I... am going to go ahead and extend MD 546, favoring consistency within the same state. Even though I don't really like this.
Maybe instead adopt a Utah-like and/or signage-based approach statewide?
I like that less than having MD 546 be inconsistent with what's done in Utah.
Within Utah, there is only the very specific circumstance that when the logical endpoint of a route is at a freeway interchange, often state maintenance will extend a block or two beyond in order to cover the approach to the interchange from the far side, ending where the project limits from when the interchange was constructed were.

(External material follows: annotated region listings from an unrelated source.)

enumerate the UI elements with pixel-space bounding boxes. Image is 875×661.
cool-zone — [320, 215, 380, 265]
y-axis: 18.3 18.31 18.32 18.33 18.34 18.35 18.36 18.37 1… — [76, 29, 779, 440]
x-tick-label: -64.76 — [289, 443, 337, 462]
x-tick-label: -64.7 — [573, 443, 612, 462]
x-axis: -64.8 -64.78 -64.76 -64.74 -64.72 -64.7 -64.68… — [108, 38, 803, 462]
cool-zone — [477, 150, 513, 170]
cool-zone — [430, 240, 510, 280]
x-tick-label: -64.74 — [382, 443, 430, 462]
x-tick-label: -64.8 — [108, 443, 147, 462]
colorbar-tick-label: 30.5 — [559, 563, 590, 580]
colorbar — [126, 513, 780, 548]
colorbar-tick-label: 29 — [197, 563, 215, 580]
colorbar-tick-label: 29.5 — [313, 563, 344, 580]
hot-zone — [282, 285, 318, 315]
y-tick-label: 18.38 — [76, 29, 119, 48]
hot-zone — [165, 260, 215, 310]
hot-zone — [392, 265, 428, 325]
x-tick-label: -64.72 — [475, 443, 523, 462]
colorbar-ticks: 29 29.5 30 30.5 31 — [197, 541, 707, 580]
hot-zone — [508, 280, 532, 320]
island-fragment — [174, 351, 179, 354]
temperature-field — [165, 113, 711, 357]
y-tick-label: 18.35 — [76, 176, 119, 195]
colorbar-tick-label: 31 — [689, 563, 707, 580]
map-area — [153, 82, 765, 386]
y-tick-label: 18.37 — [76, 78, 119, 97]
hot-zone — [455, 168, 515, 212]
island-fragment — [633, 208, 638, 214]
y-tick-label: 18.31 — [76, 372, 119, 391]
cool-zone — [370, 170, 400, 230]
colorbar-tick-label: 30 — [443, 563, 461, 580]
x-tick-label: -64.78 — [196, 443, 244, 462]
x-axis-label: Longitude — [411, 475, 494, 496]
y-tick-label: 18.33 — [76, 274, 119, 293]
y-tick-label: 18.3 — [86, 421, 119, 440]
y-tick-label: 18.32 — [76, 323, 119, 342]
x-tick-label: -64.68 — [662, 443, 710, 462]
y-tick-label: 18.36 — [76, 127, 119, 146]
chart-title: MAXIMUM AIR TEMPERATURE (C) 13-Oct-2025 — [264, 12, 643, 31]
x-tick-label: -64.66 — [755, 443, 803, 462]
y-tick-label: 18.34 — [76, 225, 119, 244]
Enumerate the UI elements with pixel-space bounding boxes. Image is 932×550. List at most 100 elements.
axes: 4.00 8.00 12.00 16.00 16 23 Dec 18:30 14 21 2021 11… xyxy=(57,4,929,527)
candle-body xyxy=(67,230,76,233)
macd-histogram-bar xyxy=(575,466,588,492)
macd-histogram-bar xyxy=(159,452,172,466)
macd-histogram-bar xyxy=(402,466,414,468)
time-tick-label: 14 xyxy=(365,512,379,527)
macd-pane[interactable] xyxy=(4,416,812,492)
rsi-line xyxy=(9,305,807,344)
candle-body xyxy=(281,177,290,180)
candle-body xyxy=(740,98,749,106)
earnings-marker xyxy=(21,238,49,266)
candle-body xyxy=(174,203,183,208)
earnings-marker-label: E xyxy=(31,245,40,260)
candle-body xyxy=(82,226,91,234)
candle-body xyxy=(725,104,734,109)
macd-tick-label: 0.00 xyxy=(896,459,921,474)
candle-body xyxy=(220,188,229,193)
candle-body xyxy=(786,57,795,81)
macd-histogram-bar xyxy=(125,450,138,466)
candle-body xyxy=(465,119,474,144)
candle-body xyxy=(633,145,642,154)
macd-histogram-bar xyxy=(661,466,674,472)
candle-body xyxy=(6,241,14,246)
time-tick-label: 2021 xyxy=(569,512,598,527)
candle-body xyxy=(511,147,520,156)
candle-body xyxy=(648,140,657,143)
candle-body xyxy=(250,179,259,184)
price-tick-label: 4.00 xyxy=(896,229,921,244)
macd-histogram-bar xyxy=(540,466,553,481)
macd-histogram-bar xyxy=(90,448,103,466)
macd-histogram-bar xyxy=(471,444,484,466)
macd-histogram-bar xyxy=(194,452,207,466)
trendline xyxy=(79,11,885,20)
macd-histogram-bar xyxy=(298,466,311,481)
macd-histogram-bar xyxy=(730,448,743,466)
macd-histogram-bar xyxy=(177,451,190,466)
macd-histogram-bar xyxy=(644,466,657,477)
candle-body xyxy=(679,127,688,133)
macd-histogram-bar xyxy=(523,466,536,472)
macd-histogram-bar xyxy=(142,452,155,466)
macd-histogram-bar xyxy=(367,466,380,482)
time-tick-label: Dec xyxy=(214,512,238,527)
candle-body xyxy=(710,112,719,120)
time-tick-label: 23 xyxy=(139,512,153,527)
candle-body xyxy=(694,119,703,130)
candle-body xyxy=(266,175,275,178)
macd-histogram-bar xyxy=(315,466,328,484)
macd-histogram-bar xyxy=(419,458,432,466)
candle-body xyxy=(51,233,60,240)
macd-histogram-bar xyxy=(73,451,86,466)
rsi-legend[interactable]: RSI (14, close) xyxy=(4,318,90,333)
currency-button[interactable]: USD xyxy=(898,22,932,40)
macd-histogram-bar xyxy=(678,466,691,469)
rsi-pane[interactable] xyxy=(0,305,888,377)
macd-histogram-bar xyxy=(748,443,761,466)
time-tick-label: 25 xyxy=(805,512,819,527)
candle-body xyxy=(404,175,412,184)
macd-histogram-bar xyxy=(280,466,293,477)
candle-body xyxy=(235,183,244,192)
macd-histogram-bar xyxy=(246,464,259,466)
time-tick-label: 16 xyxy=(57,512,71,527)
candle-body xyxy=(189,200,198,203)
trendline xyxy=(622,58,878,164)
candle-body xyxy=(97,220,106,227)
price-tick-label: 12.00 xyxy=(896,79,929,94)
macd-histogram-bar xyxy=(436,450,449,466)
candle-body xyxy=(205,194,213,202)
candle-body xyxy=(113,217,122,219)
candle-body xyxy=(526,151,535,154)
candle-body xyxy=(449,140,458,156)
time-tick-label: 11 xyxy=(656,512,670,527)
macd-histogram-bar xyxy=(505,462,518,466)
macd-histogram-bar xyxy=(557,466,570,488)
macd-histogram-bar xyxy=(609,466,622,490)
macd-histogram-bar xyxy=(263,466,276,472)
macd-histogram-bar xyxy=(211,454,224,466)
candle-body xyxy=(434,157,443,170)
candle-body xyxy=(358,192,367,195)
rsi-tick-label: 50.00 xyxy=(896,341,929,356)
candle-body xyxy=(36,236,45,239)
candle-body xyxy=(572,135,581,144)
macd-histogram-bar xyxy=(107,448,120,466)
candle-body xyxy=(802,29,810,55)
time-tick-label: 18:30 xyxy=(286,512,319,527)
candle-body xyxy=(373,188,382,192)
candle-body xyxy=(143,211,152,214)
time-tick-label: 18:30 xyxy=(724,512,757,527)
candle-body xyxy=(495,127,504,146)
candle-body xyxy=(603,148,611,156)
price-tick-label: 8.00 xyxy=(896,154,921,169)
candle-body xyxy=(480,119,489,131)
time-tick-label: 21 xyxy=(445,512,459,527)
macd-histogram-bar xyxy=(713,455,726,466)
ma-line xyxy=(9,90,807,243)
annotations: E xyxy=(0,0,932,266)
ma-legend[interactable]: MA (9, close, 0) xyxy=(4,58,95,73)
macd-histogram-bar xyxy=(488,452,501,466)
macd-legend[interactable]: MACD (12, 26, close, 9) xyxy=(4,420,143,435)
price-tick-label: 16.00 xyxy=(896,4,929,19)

In these specific conditions, it causes little indigestion to ignore the dangling end; the route can be said to end at the interchange
in some sense.
Maryland is messier - MD 546 is the only one of the examples just named that is comparable to what's in Utah. 197, 367, and 610 are sections of plain road extending variable distances past the route's logical endpoint, whose inclusion cannot be explained by "well this is where the limits of a past project to construct an interchange were". So there the ball isn't close enough to the cup to take a gimme on it, the extension of the route has to be taken seriously as an independent segment of the state highway system.
I'm kind of just resigning to the fact here that I could spend all night overthinking this, but ultimately things are going to be imperfect in some way and that's not really avoidable. After all, route clinching is an attempt to make a game out of something its designers never intended to be a game. It is thus inherently full of inconsistencies and subjectivities. We just do the best we can to smooth them out.